Charlotte Rampling in Neck of the Woods
Charlotte Rampling in Neck of the Woods
© Jutta Pohlmann

Manchester's is a fusion festival. Alex Poots, outgoing director of Manchester International Festival, has a knack for matchmaking. In his decade at the helm, he has paired Punchdrunk with Adam Curtis, Elbow with La Halle Orchestra, Marina Abramhovic with Robert Wilson – all to great effect. Elsewhere this year, Wayne McGregor and Jamie xx, choreographer and DJ, have woven their work together for a much-lauded contemporary ballet, Tree of Codes, and, at the Whitworth, the Gerhard Richter/Avro Pärt exhibition is supposed to be excellent.

Matches don't always strike, though, and so it is with Neck of the Woods – a collaboration between visual artist Douglas Gordon, pianist Hélène Grimaud, writer Veronica Gonzalez Peña and the actress Charlotte Rampling with the Sacred Sounds Women's Choir for good measure. It's not so much cross-arts as ships-that-pass-in-the-night arts.

It starts in the pitch dark with the sound of an axeman at work. We hear panting and the sharp thunk of an axe hitting wood, so loud you flinch every time. It sounds strangely animal, like a butcher hacking at flesh and bone, and it goes on for ages until, with a creak, then a lurch, then an almighty crash that makes the whole room shake, a tree topples to the floor.

Lights inch up on a glossy black stage: a strip of piano played by blood red hands; six axe handles clumped together like a bulrushes. Charlotte Rampling sits upright, dressed in beige and blood red, and purrs her way through a text – a nightmare about white wolves, then a purred recital of Red Riding Hood. She wrings her red hands and, behind a gauze, more hands seem to wave in the wind, as the choir voice the breathy sounds of the forest. Snow falls.

The combo resists concrete interpretation: I read it in terms of our relationship with the natural world, how we're taught to fear it and to see ourselves as separate from it. Hands – and their prehensile thumbs – chop down trees, dance over keys and slice open wolves, but they are as much a part of nature as the woods and the wind.

Then the piece swerves: Red Riding Hood's wolf starts to seem almost human, a predator of a different sort, and the huntsman, her saviour, a reflection of the storyteller, her father. Is Gordon suggesting that we project human ills onto the natural world? It's never entirely clear and, Grimaud's piano playing excepted, it's never remotely interesting.

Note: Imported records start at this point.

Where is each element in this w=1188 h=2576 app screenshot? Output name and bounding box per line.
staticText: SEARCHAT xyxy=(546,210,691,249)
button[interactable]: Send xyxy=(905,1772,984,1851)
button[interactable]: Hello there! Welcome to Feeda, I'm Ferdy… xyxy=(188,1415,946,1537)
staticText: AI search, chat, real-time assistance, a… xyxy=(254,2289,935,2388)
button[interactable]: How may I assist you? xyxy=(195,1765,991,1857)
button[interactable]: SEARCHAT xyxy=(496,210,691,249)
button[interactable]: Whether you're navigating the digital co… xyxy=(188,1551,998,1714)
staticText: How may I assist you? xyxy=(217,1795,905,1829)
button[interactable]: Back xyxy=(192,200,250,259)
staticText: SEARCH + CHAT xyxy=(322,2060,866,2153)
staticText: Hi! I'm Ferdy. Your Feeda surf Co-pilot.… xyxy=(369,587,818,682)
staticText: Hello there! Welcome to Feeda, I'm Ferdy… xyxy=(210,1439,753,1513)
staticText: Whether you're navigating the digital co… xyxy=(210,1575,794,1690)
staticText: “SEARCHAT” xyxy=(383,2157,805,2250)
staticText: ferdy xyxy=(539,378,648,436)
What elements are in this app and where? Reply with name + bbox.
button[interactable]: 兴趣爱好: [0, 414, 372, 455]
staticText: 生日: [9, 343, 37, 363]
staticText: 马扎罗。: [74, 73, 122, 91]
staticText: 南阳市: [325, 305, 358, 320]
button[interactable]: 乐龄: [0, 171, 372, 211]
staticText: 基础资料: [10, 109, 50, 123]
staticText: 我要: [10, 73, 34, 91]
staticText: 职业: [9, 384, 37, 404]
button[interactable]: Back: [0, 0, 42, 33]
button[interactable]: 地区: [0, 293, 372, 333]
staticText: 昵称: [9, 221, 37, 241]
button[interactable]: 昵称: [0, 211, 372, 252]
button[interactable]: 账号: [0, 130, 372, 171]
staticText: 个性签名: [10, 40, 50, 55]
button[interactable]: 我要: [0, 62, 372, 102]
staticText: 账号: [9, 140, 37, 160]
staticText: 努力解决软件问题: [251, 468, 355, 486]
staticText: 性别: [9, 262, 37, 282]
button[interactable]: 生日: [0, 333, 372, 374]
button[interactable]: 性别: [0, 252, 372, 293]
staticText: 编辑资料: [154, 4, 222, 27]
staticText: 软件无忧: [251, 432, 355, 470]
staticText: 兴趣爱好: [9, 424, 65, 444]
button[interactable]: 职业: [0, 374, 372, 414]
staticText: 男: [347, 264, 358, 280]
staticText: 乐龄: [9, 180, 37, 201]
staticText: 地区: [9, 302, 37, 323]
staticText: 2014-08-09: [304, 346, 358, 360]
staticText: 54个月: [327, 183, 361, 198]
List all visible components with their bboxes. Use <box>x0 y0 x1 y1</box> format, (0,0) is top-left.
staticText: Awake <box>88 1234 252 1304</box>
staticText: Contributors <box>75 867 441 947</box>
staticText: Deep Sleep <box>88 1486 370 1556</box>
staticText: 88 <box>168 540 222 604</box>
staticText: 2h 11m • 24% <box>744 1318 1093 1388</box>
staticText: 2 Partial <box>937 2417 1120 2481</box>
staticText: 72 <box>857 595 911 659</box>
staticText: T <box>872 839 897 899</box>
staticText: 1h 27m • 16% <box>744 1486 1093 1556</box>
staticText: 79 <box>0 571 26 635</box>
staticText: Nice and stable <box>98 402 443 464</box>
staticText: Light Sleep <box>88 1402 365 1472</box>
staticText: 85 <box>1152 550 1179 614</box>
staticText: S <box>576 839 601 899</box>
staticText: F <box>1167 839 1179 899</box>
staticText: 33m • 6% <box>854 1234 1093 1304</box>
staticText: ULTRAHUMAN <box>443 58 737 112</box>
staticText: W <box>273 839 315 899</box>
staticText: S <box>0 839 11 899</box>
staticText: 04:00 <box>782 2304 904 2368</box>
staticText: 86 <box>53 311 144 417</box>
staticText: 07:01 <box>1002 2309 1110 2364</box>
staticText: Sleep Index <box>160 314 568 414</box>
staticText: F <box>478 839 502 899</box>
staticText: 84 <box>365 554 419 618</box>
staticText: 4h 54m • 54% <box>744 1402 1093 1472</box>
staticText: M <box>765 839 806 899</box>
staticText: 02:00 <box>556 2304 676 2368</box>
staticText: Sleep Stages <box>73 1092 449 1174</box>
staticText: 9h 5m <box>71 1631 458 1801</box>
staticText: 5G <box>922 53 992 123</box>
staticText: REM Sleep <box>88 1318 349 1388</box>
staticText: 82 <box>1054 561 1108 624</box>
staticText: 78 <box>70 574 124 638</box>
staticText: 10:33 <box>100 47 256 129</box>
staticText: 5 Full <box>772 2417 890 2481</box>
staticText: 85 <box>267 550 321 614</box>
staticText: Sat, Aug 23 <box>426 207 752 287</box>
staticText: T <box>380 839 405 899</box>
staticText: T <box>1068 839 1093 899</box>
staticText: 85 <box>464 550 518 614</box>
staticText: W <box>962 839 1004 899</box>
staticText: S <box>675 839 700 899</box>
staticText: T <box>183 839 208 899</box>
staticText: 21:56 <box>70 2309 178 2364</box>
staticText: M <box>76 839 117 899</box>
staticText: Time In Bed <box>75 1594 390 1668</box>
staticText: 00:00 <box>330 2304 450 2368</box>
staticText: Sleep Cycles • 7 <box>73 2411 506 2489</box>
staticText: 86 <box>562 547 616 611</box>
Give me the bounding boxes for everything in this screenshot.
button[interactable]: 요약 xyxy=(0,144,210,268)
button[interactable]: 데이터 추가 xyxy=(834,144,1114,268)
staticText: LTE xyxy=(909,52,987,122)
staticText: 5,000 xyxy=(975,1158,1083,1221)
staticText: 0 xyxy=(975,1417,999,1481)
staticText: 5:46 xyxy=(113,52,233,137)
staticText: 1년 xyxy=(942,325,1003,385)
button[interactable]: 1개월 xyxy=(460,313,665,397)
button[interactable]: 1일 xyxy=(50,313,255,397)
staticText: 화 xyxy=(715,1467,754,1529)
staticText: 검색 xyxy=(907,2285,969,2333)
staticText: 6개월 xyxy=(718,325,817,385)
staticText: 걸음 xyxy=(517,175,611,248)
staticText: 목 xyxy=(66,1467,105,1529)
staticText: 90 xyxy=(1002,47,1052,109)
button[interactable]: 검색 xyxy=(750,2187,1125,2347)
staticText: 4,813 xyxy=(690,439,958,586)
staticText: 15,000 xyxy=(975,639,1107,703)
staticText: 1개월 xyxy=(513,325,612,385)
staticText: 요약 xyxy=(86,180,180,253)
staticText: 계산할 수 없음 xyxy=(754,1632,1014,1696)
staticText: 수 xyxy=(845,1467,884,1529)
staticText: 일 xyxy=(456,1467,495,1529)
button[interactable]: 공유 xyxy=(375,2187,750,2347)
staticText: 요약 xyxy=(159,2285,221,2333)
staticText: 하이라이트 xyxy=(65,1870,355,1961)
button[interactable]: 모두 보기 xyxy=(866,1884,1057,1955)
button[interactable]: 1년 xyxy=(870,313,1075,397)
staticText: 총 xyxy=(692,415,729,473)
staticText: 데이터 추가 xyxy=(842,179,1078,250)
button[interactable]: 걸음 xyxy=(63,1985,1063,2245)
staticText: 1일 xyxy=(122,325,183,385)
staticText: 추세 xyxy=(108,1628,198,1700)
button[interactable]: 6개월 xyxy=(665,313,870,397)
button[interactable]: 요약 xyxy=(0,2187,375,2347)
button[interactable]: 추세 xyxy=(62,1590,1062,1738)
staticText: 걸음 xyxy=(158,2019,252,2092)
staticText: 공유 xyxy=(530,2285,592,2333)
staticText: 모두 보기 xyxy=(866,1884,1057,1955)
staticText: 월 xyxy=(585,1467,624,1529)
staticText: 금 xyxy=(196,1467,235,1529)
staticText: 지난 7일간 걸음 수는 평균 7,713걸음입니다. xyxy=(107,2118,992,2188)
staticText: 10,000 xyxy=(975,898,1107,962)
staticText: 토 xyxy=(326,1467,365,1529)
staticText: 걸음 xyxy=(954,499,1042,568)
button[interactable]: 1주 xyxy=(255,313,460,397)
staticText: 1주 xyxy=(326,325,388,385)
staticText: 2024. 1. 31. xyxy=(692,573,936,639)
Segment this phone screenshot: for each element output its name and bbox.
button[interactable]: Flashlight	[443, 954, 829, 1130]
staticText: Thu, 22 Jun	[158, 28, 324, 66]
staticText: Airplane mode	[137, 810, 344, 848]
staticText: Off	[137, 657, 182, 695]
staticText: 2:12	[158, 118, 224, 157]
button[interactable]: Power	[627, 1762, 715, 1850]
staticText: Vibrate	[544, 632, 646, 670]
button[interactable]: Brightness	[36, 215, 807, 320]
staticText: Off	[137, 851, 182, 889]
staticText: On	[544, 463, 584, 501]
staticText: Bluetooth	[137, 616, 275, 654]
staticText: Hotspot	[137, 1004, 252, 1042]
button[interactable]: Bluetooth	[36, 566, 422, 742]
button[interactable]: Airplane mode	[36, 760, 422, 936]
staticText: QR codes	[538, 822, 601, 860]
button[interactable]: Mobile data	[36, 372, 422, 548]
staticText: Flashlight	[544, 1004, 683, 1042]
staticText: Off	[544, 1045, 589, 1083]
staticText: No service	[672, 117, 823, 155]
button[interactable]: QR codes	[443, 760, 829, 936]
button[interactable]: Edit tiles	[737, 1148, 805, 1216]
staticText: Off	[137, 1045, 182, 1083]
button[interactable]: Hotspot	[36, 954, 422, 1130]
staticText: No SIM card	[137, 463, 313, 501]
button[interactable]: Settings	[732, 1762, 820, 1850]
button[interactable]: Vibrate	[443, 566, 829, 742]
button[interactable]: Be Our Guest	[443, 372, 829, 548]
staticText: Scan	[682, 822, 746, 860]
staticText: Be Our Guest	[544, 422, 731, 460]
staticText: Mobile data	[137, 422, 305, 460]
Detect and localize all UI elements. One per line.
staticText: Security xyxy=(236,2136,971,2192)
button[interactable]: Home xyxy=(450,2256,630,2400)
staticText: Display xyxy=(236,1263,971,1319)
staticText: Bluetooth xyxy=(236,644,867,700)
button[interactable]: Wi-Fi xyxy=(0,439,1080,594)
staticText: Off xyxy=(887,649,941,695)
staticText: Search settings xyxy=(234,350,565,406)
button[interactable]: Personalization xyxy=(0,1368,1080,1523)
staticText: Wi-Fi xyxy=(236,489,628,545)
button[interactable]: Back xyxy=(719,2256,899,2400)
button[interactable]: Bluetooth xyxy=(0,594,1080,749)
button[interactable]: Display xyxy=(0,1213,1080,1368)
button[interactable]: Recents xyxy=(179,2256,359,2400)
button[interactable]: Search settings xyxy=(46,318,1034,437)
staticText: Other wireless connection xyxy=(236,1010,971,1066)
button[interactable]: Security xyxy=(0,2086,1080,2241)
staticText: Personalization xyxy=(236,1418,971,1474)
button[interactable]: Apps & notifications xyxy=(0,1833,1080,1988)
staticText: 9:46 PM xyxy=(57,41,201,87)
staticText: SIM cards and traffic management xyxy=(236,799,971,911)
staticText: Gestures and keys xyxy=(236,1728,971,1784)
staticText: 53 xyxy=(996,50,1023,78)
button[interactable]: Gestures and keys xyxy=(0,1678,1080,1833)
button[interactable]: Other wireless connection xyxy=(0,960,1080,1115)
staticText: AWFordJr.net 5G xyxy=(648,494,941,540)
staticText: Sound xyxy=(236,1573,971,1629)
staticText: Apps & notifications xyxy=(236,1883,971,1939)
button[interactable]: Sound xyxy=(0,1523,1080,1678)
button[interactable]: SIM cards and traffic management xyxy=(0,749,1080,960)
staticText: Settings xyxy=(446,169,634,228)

In fairness, Neck of the Woods doesn't ask to be judged as theatre. The stage suits public pronouncements and political thinking. It addresses the world and confronts its audience. Gordon and co. want to have a little think about woods and wolves and stories and sex and human hands. It's more a meditation; an art exhibition in the form of a performance and it approaches its subject from a number of angles. Trouble is it's nowhere near taut enough for the stage. In the dark, our attention will drift – and drift it does.